Tamil Nadu-based G.V. Films, whose rights offer to raise Rs 40 crore by offering its investors seven shares for every 10 held at Re 1, is probably a great example of how this Bull Run is losing all sense of proportion and reason. Everything that is wrong with the company is boldly stated in the prospectus. For instance, after the death of its promoter G. Venkateshwaran in 2003, the company was in such disarray that somebody apparently vanished with Rs 68.60 lakh. Until a High Court and Company Law Board ordered Annual General Meeting in February 2004, it had no board of directors and apparently no management worth speaking of. It owes Rs 31 lakh to the Income Tax and Rs 12 lakh to the Sales Tax department. Moreover, group companies (Kaashyap Radiant Systems Ltd and Ramkashyap Investment Ltd) continue to be in disarray, have either held no general body meetings or are listed as defaulters by the Reserve Bank of India. One of its five directors, A. Venkatramani is a chairman of Kaashyap Radiant and his family still seems to be the largest shareholder of G.V. Films (the company has 47 court cases pending against it). Further, the Central Bank of India has sold all the properties offered by the late G. Venkateshwaran as collateral, but its account is still not settled. It also has a dozen civil and criminal cases filed against it. If that wasn’t bad enough, the share was trading at around 30 to 40 paise (face value is Re 1) until March this year, after which it has shot up to a princely Rs 1.33 in time for its issue. Obviously, the big question is, what investor would want to give G.V. Films a whopping Rs 40 crore to renovate multiplexes (Rs 24 crore), set up a portal at an enormous cost of Rs two crore and make more movies? Especially since the main promoters have sold 1.12 crore shares on the bourses in the last six months?

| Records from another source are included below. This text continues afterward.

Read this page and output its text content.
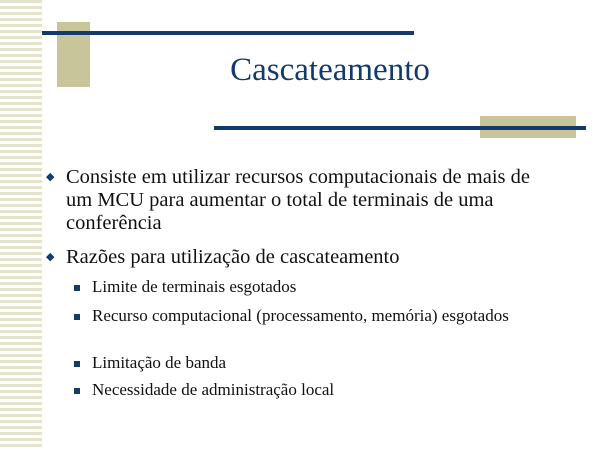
Cascateamento
◆ Consiste em utilizar recursos computacionais de mais de um MCU para aumentar o total de terminais de uma conferência
◆ Razões para utilização de cascateamento
Limite de terminais esgotados
Recurso computacional (processamento, memória) esgotados
Limitação de banda
Necessidade de administração local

The answer to G.V. Films’ confidence probably lies in its new investors. In 2004, it amalgamated with One World Media Network Infotainment and soon after a bunch of big investment and brokerage firms acquired a substantial stake in the company. These include IndiaBulls Securities, which is now dabbling in real estate and making repeated issues overseas, Fortis Securities Ltd, Shivalim Securities Ltd and Gumti Securities Ltd. Will these big investors have the clout to persuade the 68 per cent public shareholders of G.V. Films to subscribe to the rights offer? Or do they hope that the rising share price on the bourses will be the bait? Or is it the announcement that it hopes to list the shares on the National Stock Exchange? Whatever the answer, it’s clear that corporate India and its investment bankers are confident that we are in the middle of another stock bubble, where even companies such as G.V. Films can pick up Rs 40 crore from the market with an 85 page Offer Document that has more negative disclosures than positive ones.
India’s financial capital is groaning under its infrastructure constraints, but one can hardly find a voice in the legislative assembly to raise these concerns. The Mithi river was eaten up by reclamation and encroachment, but despite several results, hardly any politician raised a voice, until the swollen river hit back and drowned a large number. But take a look at what happens when a corporate entity wants concessions. Sterlite Optical Technologies has been asked by the Gas Authority of India Ltd (GAIL) to pay liquidated damages for delayed delivery of equipment way back in December 2000. Yet, for the last five years, politicians of various regions and parties have been writing to the company, sometimes through the Petroleum Ministry, forwarding representations from the company for a waiver of these damages. Those pleading the company’s case include Sahib Singh Varma (11-12-2002, then Labour Minister) and more recently Jitin Prasada and E. Ponnuswamy (22-02-2005). If only our MPs showed a fraction of the diligence in following up issues of actual concern for the people.
Prem Gupta, the Minister for Company Affairs, was a Member of the Joint Parliamentary Committee (JPC) of 2000, which recommended that funds collected under the Investor Education and Protection Fund (IEPF) should be handed over to the Securities and Exchange Board of India (SEBI). This is a fat kitty of over Rs 350 crore, although very little is available for actual spending. The MCA was clearly unhappy at the decision and Gupta himself had changed his mind. After a quiet tussle for control over the IEPF funds, the July 2005 Action Taken Report (ATR) of the Finance Ministry blandly says that MCA was of the view that IEPF money was “appropriately administered by MCA”. Accordingly “a MCA Committee, after duly examining the proposal for transfer of IEPF to SEBI did not approve the proposal. Action completed”. Can internal committees of individual Ministries reject a JPC recommendation? How many JPC recommendations have been similarly rejected? We will probably never know, because neither parliament nor JPC members seem interested in the scam investigation anymore.